LOS ANGELES — Moody's Investors Service downgraded the underlying rating of bankrupt Stockton, Calif.'s series 2007 pension obligation bonds to Ca from Caa3 and changed the outlook to negative from developing.

The rating agency also changed the outlook for the city's 2006 lease revenue bonds to developing from negative and affirmed those bonds at Caa3.

Moody's analysts said Monday's pension bond downgrade reflects "the proposed treatment of these bonds' creditors as outlined in the city's plan of adjustment adopted on Oct. 3."

Stockton has settled with all three of the insurers that wrap its outstanding lease-backed and pension obligation bonds.

The adoption of Stockton's adjustment plan is contingent on voters passing a ¾ cent sales tax and the plan's confirmation by the court.

The plan calls for the series 2006 lease revenue bonds to be paid in full, without interruption in debt service; but the city is proposing significant losses to the 2007 pension obligation bonds.

Moody's analysts said they now estimate these losses to be in a range of 50% to 65% of principal from the date the city first defaulted on the series 2007 POBs, though bondholders would see losses covered by insurer Assured Guaranty Municipal Corp.

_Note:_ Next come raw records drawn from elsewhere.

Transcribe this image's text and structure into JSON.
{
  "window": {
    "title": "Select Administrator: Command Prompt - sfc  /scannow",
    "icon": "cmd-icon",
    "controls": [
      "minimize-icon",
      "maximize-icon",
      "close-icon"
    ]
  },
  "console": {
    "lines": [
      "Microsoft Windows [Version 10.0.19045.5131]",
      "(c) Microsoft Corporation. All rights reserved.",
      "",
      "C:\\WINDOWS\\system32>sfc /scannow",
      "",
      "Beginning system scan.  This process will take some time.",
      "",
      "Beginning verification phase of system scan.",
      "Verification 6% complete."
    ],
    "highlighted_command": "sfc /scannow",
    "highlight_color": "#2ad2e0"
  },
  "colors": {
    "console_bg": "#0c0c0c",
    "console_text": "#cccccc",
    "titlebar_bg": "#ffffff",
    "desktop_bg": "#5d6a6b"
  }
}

The projected losses are somewhat greater than had been implied at the former Caa3 rating level, analysts said.

Under the plan, beginning in June 2014 Assured will receive annual payments from the city from various sources.

The city has deemed these payments "non-contingent." Assured may receive additional, "contingent" payments tied to the performance of the city's future revenues, which would increase its recovery.

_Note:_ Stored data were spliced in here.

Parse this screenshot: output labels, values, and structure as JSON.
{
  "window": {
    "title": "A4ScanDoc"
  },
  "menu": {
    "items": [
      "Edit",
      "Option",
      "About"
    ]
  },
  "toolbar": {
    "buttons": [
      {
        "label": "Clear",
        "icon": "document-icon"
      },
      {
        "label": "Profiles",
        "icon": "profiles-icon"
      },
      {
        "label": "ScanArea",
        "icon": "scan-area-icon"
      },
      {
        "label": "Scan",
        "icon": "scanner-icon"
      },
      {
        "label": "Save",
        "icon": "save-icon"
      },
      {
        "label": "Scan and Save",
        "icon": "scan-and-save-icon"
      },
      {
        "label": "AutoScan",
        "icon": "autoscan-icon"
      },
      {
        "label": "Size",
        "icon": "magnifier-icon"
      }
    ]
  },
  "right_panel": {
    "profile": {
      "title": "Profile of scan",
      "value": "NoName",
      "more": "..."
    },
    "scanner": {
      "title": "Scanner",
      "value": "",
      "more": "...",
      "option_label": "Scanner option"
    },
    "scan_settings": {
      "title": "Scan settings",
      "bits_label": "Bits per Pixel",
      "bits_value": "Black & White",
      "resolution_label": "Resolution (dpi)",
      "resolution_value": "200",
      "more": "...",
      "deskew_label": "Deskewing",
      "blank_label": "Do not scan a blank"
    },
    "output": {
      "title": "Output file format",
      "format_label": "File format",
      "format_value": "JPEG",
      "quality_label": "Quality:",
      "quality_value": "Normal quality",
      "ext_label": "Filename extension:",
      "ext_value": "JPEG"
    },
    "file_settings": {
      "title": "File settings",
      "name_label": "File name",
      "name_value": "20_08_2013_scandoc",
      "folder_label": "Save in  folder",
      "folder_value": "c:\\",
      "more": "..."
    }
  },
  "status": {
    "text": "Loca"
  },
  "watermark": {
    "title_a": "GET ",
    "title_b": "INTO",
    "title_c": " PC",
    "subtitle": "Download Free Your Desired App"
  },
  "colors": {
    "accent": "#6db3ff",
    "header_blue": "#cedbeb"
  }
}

The negative outlook on the series 2007 pension obligation bonds reflects the high likelihood that losses could exceed Moody's estimates, especially if the court or all of the city's creditors do not approve the plan.

For the series 2006 lease revenue bonds, although the plan calls for continued payment of debt service, Moody's has changed the outlook to developing to reflect the possible opposite outcome for National Public Finance Guarantee Corporation, the insurer of those bonds.

That reflects the possibility that the plan will not be approved as proposed and restructured further, Moody's said.